A tour of the exhibition
Initially, Rousseau painted mostly small-format pictures depicting the French suburbs and the surrounding countryside of his immediate environment. In these landscapes, wilderness is represented by dense wooded areas on the background that the artist used to separate the visual realm by means of either a fence or behind a fortification wall, as in House on the Outskirts of Paris (Maison de la banlieue de Paris, ca. 1905, Carnegie Museum of Art). Gradually, he moved away from this rationally organized civilization toward an unorganized, wild depiction of nature. This passage from the well ordered and familiar to the unknown and alien defined his later work as can be seen in Landscape (Paysage, 1905–10, Philadelphia Museum of Art).

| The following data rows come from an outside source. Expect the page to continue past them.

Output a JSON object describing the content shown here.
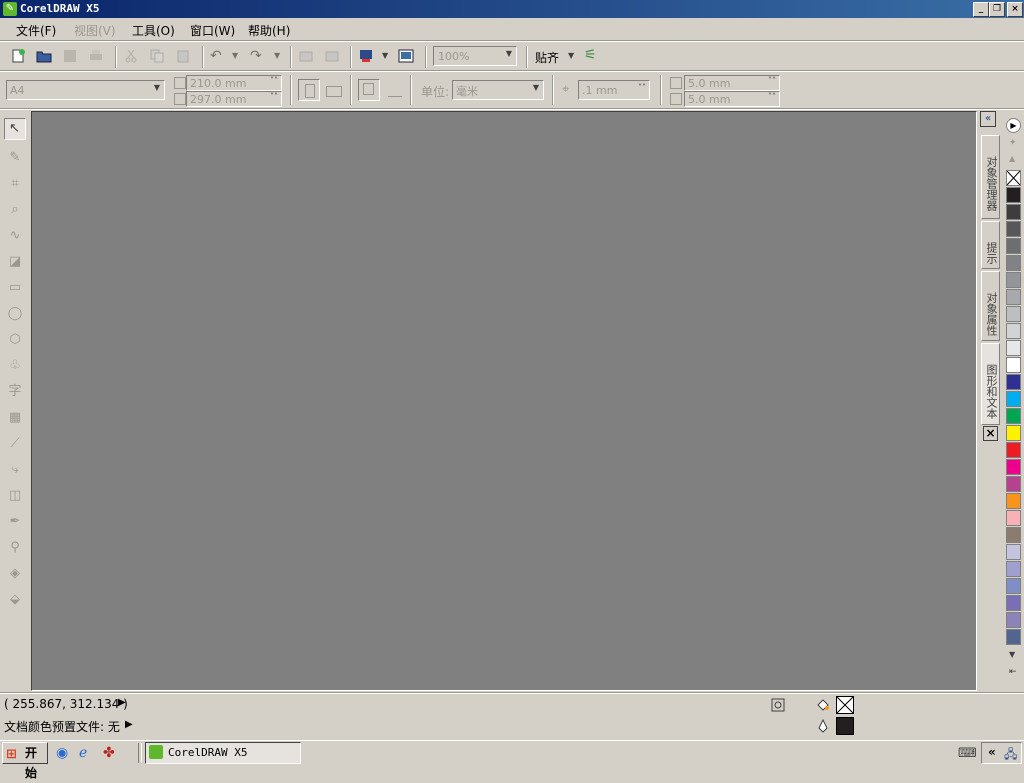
{
  "window": {
    "title": "CorelDRAW X5"
  },
  "menu": {
    "items": [
      {
        "label": "文件(F)",
        "enabled": true
      },
      {
        "label": "视图(V)",
        "enabled": false
      },
      {
        "label": "工具(O)",
        "enabled": true
      },
      {
        "label": "窗口(W)",
        "enabled": true
      },
      {
        "label": "帮助(H)",
        "enabled": true
      }
    ]
  },
  "standard_toolbar": {
    "zoom_value": "100%",
    "snap_label": "贴齐"
  },
  "property_bar": {
    "paper_size": "A4",
    "width": "210.0 mm",
    "height": "297.0 mm",
    "unit_label": "单位:",
    "unit_value": "毫米",
    "nudge": ".1 mm",
    "dup_x": "5.0 mm",
    "dup_y": "5.0 mm"
  },
  "dockers": {
    "tabs": [
      "对象管理器",
      "提示",
      "对象属性",
      "图形和文本"
    ]
  },
  "palette": {
    "colors": [
      "#231f20",
      "#3f3c3d",
      "#58585a",
      "#6d6e70",
      "#808285",
      "#939598",
      "#a7a9ac",
      "#bcbec0",
      "#d1d3d4",
      "#e6e7e8",
      "#ffffff",
      "#2e3192",
      "#00aeef",
      "#00a651",
      "#fff200",
      "#ed1c24",
      "#ec008c",
      "#b5418f",
      "#f7941d",
      "#f9b1b5",
      "#8c7b71",
      "#c5c4e0",
      "#a09fcf",
      "#7f8ec6",
      "#7a6fb5",
      "#8c84b8",
      "#53658f"
    ]
  },
  "status": {
    "coordinates": "( 255.867, 312.134 )",
    "color_profile": "文档颜色预置文件: 无"
  },
  "taskbar": {
    "start_label": "开始",
    "task_label": "CorelDRAW X5"
  }
}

In his famous jungle paintings, Rousseau, who never actually set foot in a jungle, finally succeeded in leaving the sphere of domestication behind for his imaginary wilderness. Now working in a significantly larger format, Rousseau lent these invented landscapes a compelling visual reality. The culmination of the exhibition is formed by a significant assembly of Rousseau’s famous jungle pictures. Of special mention is the monumental painting The Hungry Lion Throws Itself on the Antelope (Le lion, ayant faim, se jette sur l’antilope , 1895/1905, Fondation Beyeler) included on the occasion of Rousseau’s first appearance at the Salon d’Automne in Paris in 1905. In March 1906, art dealer and collector Ambroise Vollard acquired the sensational painting—the first Rousseau ever to enter the art trade—in which the artist’s talent for creating an imaginary new world comprised of various figures set against a stage like environment are shown.

In addition, the exhibition illustrates Rousseau’s well-documented interest in photography for source material. A few of his compositions, such as Old Junier’s cart (La carriole du père Junier , 1908, Musée l’Orangerie) were definitively based on photographs. In the course of transferring the photographic image to the canvas, he created an entirely new visual world, arranging its elements into another image layer by layer in front of his imaginary camera lens.

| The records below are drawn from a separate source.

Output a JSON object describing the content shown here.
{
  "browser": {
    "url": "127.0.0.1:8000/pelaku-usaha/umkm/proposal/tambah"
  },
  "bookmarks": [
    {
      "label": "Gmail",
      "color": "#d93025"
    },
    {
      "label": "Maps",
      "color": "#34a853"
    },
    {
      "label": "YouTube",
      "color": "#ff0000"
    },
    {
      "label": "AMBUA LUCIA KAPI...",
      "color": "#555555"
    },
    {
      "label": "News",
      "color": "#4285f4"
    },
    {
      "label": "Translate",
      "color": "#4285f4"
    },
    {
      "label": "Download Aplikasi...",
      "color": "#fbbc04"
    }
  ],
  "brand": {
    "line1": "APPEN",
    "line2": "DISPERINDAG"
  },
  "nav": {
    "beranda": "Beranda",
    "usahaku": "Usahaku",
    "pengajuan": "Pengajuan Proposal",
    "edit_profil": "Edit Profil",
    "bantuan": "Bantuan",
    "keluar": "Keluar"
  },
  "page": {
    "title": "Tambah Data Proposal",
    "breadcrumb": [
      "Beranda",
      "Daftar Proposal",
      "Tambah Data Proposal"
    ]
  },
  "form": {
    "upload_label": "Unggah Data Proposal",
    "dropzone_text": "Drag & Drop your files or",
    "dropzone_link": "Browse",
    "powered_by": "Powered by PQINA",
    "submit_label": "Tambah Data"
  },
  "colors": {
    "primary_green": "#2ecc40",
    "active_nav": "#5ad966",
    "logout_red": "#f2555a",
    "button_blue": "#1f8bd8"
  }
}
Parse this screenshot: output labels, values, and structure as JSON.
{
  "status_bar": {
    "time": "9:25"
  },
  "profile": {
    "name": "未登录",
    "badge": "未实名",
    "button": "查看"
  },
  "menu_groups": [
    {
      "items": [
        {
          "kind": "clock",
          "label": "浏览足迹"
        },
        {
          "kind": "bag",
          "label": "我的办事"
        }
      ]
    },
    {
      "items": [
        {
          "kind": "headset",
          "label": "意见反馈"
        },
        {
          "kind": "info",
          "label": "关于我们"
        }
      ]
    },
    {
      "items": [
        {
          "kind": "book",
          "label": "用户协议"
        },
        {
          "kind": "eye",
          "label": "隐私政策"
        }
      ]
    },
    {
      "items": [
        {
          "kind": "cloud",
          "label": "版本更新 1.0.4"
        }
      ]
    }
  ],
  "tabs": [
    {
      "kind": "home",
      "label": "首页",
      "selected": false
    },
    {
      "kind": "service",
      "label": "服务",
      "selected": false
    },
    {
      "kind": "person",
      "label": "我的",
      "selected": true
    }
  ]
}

Yet for all his reliance on photographic realism, Rousseau always strove to keep the depicted world at a distance. This is especially seen in The Wedding (La noce, 1904–05, Musée l’Orangerie), a large-format painting whose distortions of scale and proportions with respect to the original model are immediately obvious. Indeed, the simultaneity of character and dream in Rousseau’s paintings, the flatness and lack of perspective, and his peculiar manner of lighting the picture plane, with both brilliant sun and shadowless figures, all combine to give his images a highly tuned Surrealist quality.

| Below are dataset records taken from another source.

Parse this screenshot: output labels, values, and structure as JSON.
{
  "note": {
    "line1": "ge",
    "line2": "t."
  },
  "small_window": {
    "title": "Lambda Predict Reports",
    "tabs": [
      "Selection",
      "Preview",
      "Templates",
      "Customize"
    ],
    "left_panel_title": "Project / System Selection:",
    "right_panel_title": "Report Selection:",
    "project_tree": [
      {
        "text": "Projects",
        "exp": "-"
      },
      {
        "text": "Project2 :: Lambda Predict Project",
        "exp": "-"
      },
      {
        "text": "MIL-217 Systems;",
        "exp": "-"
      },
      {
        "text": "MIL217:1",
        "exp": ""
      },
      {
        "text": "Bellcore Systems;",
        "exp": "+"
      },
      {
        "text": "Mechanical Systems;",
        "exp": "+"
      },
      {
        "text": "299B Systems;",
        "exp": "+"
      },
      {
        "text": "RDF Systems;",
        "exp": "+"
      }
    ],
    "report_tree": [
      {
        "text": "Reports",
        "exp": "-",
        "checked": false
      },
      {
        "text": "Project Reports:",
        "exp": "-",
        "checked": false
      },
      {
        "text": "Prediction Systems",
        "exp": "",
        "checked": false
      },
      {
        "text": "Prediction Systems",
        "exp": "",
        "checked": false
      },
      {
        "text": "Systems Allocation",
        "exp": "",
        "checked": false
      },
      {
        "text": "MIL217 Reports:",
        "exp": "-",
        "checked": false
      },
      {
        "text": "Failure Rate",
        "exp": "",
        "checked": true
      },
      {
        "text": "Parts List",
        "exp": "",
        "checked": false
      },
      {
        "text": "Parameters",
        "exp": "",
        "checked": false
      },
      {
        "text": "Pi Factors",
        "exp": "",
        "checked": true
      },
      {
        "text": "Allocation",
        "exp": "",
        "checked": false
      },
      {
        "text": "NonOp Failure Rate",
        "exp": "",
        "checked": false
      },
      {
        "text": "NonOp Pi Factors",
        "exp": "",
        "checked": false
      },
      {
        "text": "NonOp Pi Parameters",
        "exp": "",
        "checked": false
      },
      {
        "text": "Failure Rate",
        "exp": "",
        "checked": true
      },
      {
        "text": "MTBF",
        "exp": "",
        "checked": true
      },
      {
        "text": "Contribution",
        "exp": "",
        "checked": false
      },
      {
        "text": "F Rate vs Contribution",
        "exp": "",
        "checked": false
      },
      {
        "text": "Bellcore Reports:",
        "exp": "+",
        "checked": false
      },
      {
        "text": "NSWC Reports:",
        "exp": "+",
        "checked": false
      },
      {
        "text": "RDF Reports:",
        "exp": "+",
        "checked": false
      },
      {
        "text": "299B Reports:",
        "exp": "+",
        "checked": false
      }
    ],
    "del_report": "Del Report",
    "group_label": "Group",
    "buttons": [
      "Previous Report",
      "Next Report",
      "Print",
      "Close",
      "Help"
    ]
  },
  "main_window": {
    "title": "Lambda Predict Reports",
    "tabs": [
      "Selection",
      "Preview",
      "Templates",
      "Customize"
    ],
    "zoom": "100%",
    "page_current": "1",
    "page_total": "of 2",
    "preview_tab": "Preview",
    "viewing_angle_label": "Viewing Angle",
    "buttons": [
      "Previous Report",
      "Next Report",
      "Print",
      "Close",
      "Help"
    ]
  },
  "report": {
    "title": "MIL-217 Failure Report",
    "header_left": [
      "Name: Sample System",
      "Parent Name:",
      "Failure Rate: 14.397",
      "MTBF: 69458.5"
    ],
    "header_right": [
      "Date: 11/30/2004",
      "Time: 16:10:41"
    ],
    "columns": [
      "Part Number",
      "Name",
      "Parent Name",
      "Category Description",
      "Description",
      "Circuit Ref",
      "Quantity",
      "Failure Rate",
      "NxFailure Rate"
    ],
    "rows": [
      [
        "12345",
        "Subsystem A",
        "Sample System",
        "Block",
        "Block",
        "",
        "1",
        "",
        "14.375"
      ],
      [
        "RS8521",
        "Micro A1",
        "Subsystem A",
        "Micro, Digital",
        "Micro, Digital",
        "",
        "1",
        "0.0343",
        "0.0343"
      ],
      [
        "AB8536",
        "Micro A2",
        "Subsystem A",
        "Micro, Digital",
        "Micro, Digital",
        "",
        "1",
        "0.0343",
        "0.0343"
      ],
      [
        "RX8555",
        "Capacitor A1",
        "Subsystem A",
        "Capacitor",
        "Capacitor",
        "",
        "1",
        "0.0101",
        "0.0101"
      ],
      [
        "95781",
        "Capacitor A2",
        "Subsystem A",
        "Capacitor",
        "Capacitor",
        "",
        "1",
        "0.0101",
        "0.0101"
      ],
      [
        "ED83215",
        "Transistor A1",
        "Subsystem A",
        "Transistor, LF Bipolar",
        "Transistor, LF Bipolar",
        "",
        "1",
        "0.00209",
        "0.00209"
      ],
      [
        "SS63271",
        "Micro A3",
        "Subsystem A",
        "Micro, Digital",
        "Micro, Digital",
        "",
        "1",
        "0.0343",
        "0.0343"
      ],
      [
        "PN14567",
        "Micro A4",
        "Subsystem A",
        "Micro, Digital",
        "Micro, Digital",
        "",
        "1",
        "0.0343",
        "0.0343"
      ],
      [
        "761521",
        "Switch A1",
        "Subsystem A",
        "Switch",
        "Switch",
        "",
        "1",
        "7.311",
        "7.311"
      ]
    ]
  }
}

After the Impressionist painters and the succeeding generation created a new way to look at the visible, Rousseau introduced into his paintings a new approach to imaginative vision. His perception of reality was based primarily on observation, imitation and transformation of the visible. In this way, he taught modern artists how the unknown could be constructed using the building blocks of the known. He established a new logic and mechanics of compositional structure that profoundly affected subsequent generations of artists, most notably the Surrealists Max Ernst and René Magritte.

Many renowned museums and collections in Europe and America have contributed to the success of the exhibition by their generous provision of loans. These include the Musée national de l’Orangerie, the Musée d’Orsay, and the Musée national d’Art moderne, Centre Georges Pompidou, in Paris; The Mayor Gallery, London; Fondation Beyeler, Riehen/Basel; the Nahmad Collection, Switzerland; the Solomon R. Guggenheim Museum and the Metropolitan Museum of Art, in New York; the Smith College Museum of Art, Northampton, Massachusetts; the National Gallery of Art and the Phillips Collection, in Washington, D.C.; the Philadelphia Museum of Art; the Carnegie Museum of Art, Pittsburgh; the Kunsthaus Zürich; and a number of private collections.



The first image shown is Maison de la banlieue de Paris (House on the Outskirts of Paris). The second image is Paysage exotique (Exotic Landscape). The last image is Les joueurs de football (The Football Players).